Now, to a competition that is actually up in the air. The Bachelorette, baby.
I hate this show so much and I miss sports. I miss the Sixers so much. I miss Jimmy in the 4th, I miss JJ Redick’s off-balance three pointers. I’m just lost out here in the world of the Bachelorette. This will probably be my impression every week. Now to the episode:
Cam is a psychopath. Let’s just get that out there. He showed up at a group date he wasn’t invited on. He infiltrated another date and made it his own and tried to emasculate another contestant with checks notes. He was the last to get a rose (woah, shocking dramatic effect) and he looked like he was in tears. I’m afraid if he doesn’t win, he will kidnap and or murder this poor girl and this will turn into Law and Order: SVU. Also he dresses like a nerd. Aside from his shenanigans, there wasn’t much drama.
FAVORITES TO WIN:
Luke P looks like American Pharoah in the triple crown races last year. That guy has gone all in from minute one. By episode two he had already confessed he was falling in love with Hannah during a drag show all the guys competed in. She eats up everything This Luke guy is saying, as corny as it is. At one point they were basically dry humping with Luke’s shirt off (more on that later). I guess Jed and Tyler G have a chance. But, it’s just Luke vs himself at this point.

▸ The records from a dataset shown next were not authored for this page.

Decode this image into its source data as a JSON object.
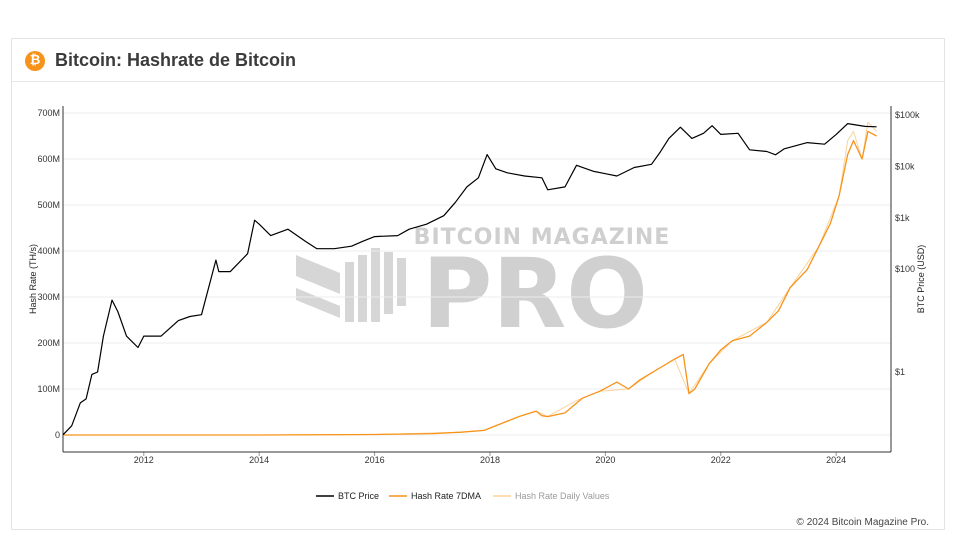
{
  "header": {
    "icon": "bitcoin-icon",
    "icon_glyph": "₿",
    "title": "Bitcoin: Hashrate de Bitcoin"
  },
  "watermark": {
    "line1": "BITCOIN MAGAZINE",
    "line2": "PRO"
  },
  "footer": {
    "copyright": "© 2024 Bitcoin Magazine Pro."
  },
  "colors": {
    "btc_price": "#000000",
    "hash_7dma": "#f7931a",
    "hash_daily": "#fbd29b"
  },
  "chart_data": {
    "type": "line",
    "title": "",
    "xlabel": "",
    "x_ticks": [
      "2012",
      "2014",
      "2016",
      "2018",
      "2020",
      "2022",
      "2024"
    ],
    "xlim": [
      2010.6,
      2024.95
    ],
    "y_left": {
      "label": "Hash Rate (TH/s)",
      "range": [
        0,
        700
      ],
      "ticks": [
        0,
        100,
        200,
        300,
        400,
        500,
        600,
        700
      ],
      "tick_labels": [
        "0",
        "100M",
        "200M",
        "300M",
        "400M",
        "500M",
        "600M",
        "700M"
      ]
    },
    "y_right": {
      "label": "BTC Price (USD)",
      "scale": "log",
      "range": [
        0.04,
        130000
      ],
      "ticks": [
        1,
        100,
        1000,
        10000,
        100000
      ],
      "tick_labels": [
        "$1",
        "$100",
        "$1k",
        "$10k",
        "$100k"
      ]
    },
    "legend": {
      "placement": "bottom-center"
    },
    "series": [
      {
        "name": "BTC Price",
        "axis": "right",
        "x": [
          2010.6,
          2010.75,
          2010.9,
          2011.0,
          2011.1,
          2011.2,
          2011.3,
          2011.45,
          2011.55,
          2011.7,
          2011.9,
          2012.0,
          2012.3,
          2012.6,
          2012.8,
          2013.0,
          2013.25,
          2013.3,
          2013.5,
          2013.8,
          2013.92,
          2014.0,
          2014.2,
          2014.5,
          2014.8,
          2015.0,
          2015.3,
          2015.6,
          2015.8,
          2016.0,
          2016.4,
          2016.6,
          2016.9,
          2017.2,
          2017.4,
          2017.6,
          2017.8,
          2017.95,
          2018.1,
          2018.3,
          2018.6,
          2018.9,
          2019.0,
          2019.3,
          2019.5,
          2019.8,
          2020.0,
          2020.2,
          2020.5,
          2020.8,
          2020.95,
          2021.1,
          2021.3,
          2021.5,
          2021.7,
          2021.85,
          2022.0,
          2022.3,
          2022.5,
          2022.8,
          2022.95,
          2023.1,
          2023.5,
          2023.8,
          2024.0,
          2024.2,
          2024.5,
          2024.7
        ],
        "values": [
          0.06,
          0.09,
          0.25,
          0.3,
          0.9,
          1.0,
          5,
          25,
          15,
          5,
          3.0,
          5,
          5,
          10,
          12,
          13,
          150,
          90,
          90,
          200,
          900,
          750,
          450,
          600,
          350,
          250,
          250,
          280,
          350,
          430,
          450,
          600,
          750,
          1100,
          2000,
          4000,
          6000,
          17000,
          9000,
          7500,
          6500,
          6000,
          3500,
          4000,
          10500,
          8000,
          7200,
          6500,
          9500,
          11000,
          19000,
          35000,
          58000,
          35000,
          44000,
          62000,
          42000,
          44000,
          21000,
          19500,
          16800,
          22000,
          29000,
          27000,
          42000,
          68000,
          60000,
          59000
        ]
      },
      {
        "name": "Hash Rate 7DMA",
        "axis": "left",
        "x": [
          2010.6,
          2012.0,
          2014.0,
          2016.0,
          2017.0,
          2017.5,
          2017.9,
          2018.2,
          2018.5,
          2018.8,
          2018.9,
          2019.0,
          2019.3,
          2019.6,
          2019.9,
          2020.2,
          2020.4,
          2020.6,
          2020.8,
          2021.0,
          2021.2,
          2021.35,
          2021.45,
          2021.55,
          2021.8,
          2022.0,
          2022.2,
          2022.5,
          2022.8,
          2023.0,
          2023.2,
          2023.5,
          2023.7,
          2023.9,
          2024.05,
          2024.2,
          2024.3,
          2024.45,
          2024.55,
          2024.7
        ],
        "values": [
          0,
          0.01,
          0.1,
          1,
          3,
          6,
          10,
          25,
          40,
          52,
          42,
          40,
          48,
          80,
          95,
          115,
          100,
          120,
          135,
          150,
          165,
          175,
          90,
          100,
          155,
          185,
          205,
          215,
          245,
          270,
          320,
          360,
          410,
          460,
          520,
          610,
          640,
          600,
          660,
          650
        ]
      },
      {
        "name": "Hash Rate Daily Values",
        "axis": "left",
        "x": [
          2010.6,
          2014.0,
          2016.0,
          2017.5,
          2017.9,
          2018.2,
          2018.5,
          2018.8,
          2019.0,
          2019.5,
          2019.9,
          2020.4,
          2020.8,
          2021.2,
          2021.45,
          2021.8,
          2022.2,
          2022.8,
          2023.2,
          2023.7,
          2024.05,
          2024.2,
          2024.3,
          2024.45,
          2024.55,
          2024.7
        ],
        "values": [
          0,
          0.1,
          1,
          6,
          10,
          25,
          40,
          52,
          40,
          75,
          95,
          100,
          135,
          165,
          90,
          155,
          205,
          245,
          320,
          410,
          520,
          640,
          660,
          600,
          680,
          660
        ]
      }
    ]
  }
}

It’s a tough battle between Luke being hot enough that Hannah doesn’t care that he’s an obsessive weirdo vs Luke imploding because another guy got to hold her hand that wasn’t him.

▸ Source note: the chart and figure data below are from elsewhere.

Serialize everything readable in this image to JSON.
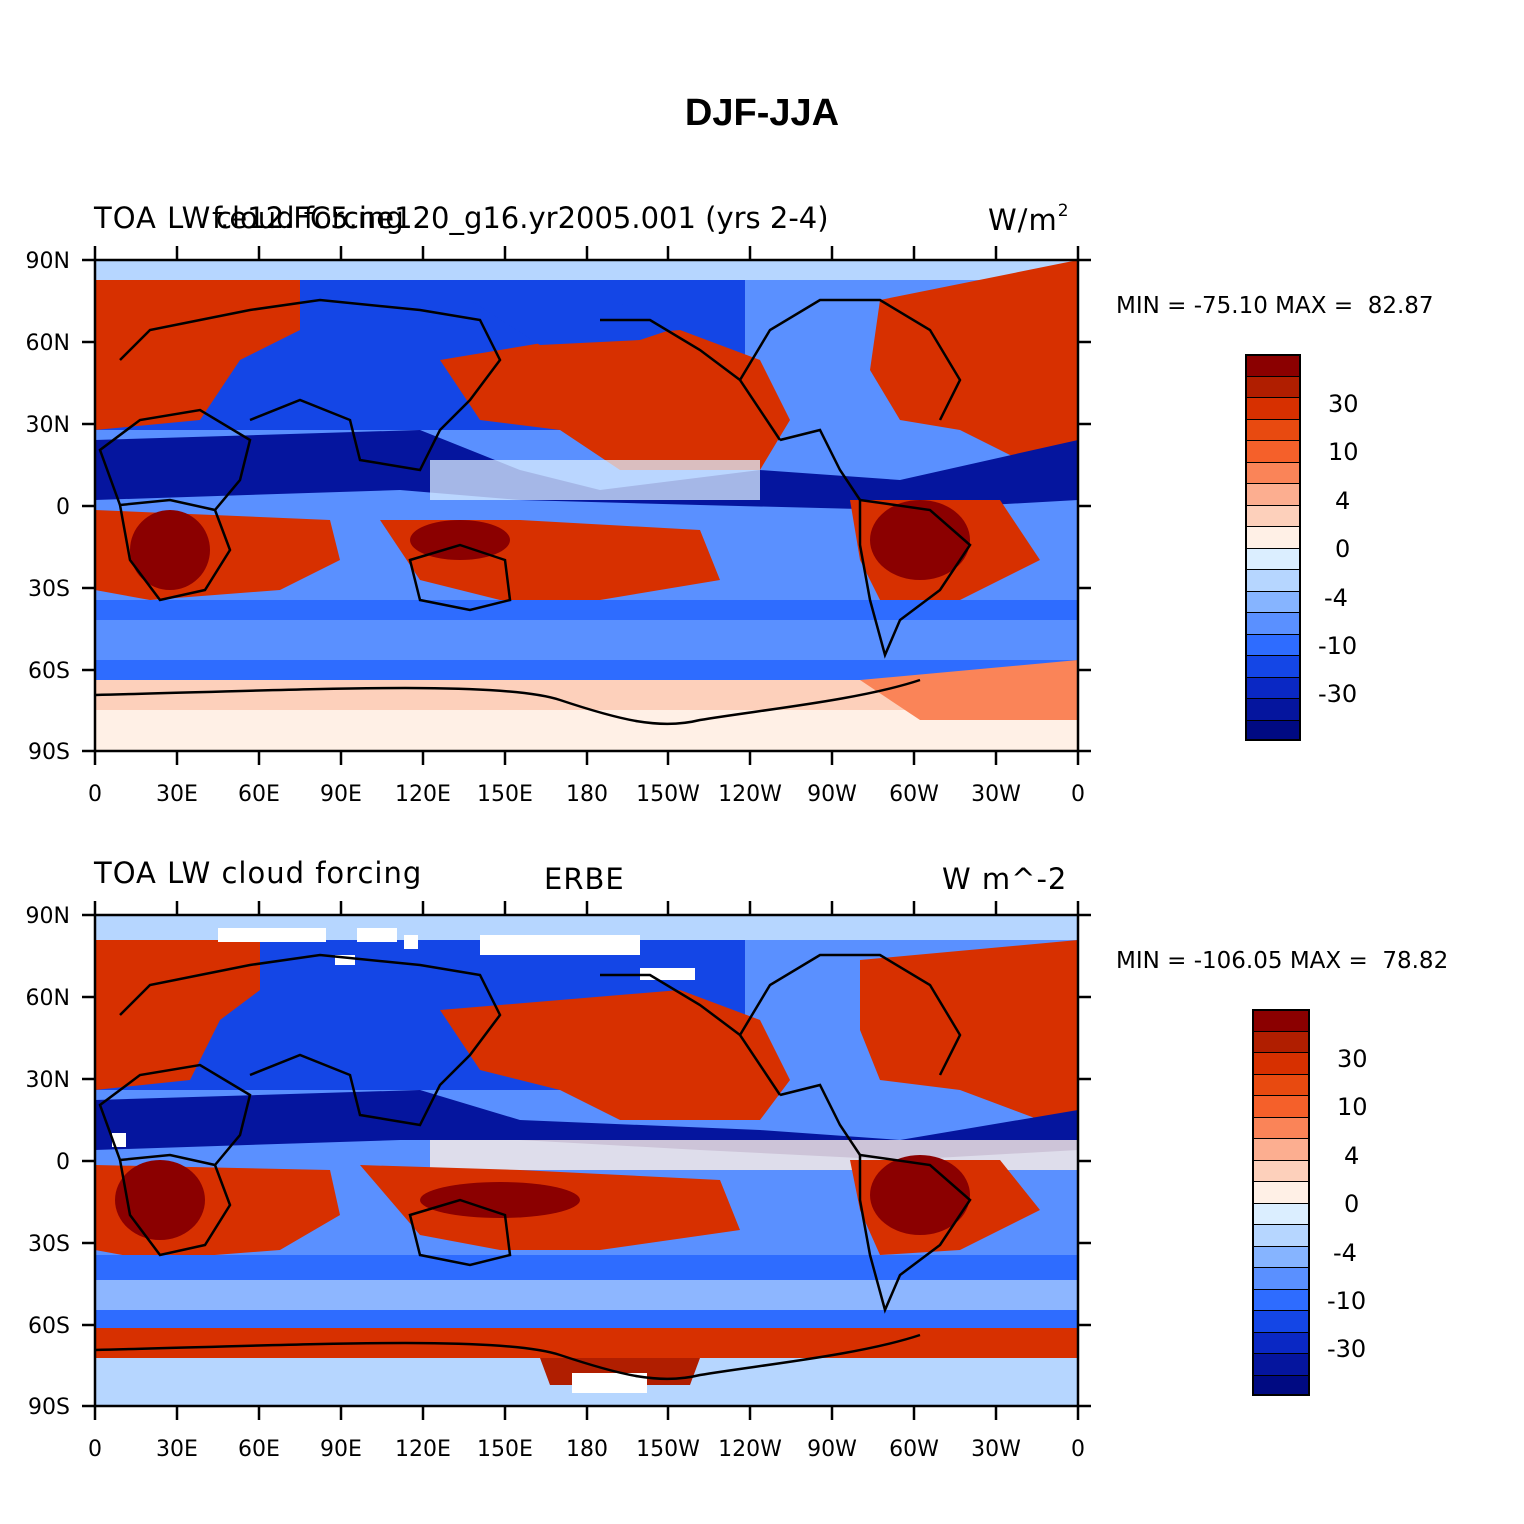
{
  "figure": {
    "title": "DJF-JJA"
  },
  "panels": [
    {
      "left_text": "TOA LW",
      "overlay_text_a": "cloud forcing",
      "overlay_text_b": "f.e12.FC5.ne120_g16.yr2005.001 (yrs 2-4)",
      "units_main": "W/m",
      "units_sup": "2",
      "stats": "MIN = -75.10 MAX =  82.87",
      "lat_ticks": [
        "90N",
        "60N",
        "30N",
        "0",
        "30S",
        "60S",
        "90S"
      ],
      "lon_ticks": [
        "0",
        "30E",
        "60E",
        "90E",
        "120E",
        "150E",
        "180",
        "150W",
        "120W",
        "90W",
        "60W",
        "30W",
        "0"
      ],
      "colorbar_labels": [
        "30",
        "10",
        "4",
        "0",
        "-4",
        "-10",
        "-30"
      ]
    },
    {
      "left_text": "TOA LW cloud forcing",
      "center_text": "ERBE",
      "units": "W m^-2",
      "stats": "MIN = -106.05 MAX =  78.82",
      "lat_ticks": [
        "90N",
        "60N",
        "30N",
        "0",
        "30S",
        "60S",
        "90S"
      ],
      "lon_ticks": [
        "0",
        "30E",
        "60E",
        "90E",
        "120E",
        "150E",
        "180",
        "150W",
        "120W",
        "90W",
        "60W",
        "30W",
        "0"
      ],
      "colorbar_labels": [
        "30",
        "10",
        "4",
        "0",
        "-4",
        "-10",
        "-30"
      ]
    }
  ],
  "colorbar": {
    "colors": [
      "#8b0000",
      "#b01e00",
      "#d73000",
      "#e84a10",
      "#f5602a",
      "#fa8458",
      "#fcae90",
      "#fdd0bb",
      "#fff0e6",
      "#dbeeff",
      "#b6d6ff",
      "#86b4ff",
      "#5a90ff",
      "#2e6cff",
      "#1446e6",
      "#0a28c4",
      "#05159e",
      "#000a82"
    ]
  }
}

Loved the anxiety Hannah gave America when she went 4 wheeling in the mud in an all-white outfit. She went on her individual date Tyler G and while the date itself wasn’t interesting, she essentially dripped herself head to toe in mud because “life is messy”. Her destroying her clothes were definitely a nails on the chalkboard type of cringe moment for those of us who still live and die by the racks at TJ Max.
As I mentioned, Tyler G went on an indivisible date with Hannah. He got a rose before the ceremony. He wanted to tel Hannah how much it meant to him once he got back. While doing that, he stumbles upon Hannah all but fucking Luke P who has his shirt off. The look of absolutely dismay on that boy Tyler’s face when he sees that is the look I had when Kawhi’s shit went in and I had the idea to start this blog series in the first place. He says, “what do we have here?” like a heartbroken dad who caught his daughter giving her first hand job to her high school sweetheart in the basement. That poor guy.
Episode 2 in the books. Would like to thank the Warriors for reminding me that this was all a silver medal race to begin with. It makes me feel a lot better about watch The Bachelorette instead of the NBA Playoffs.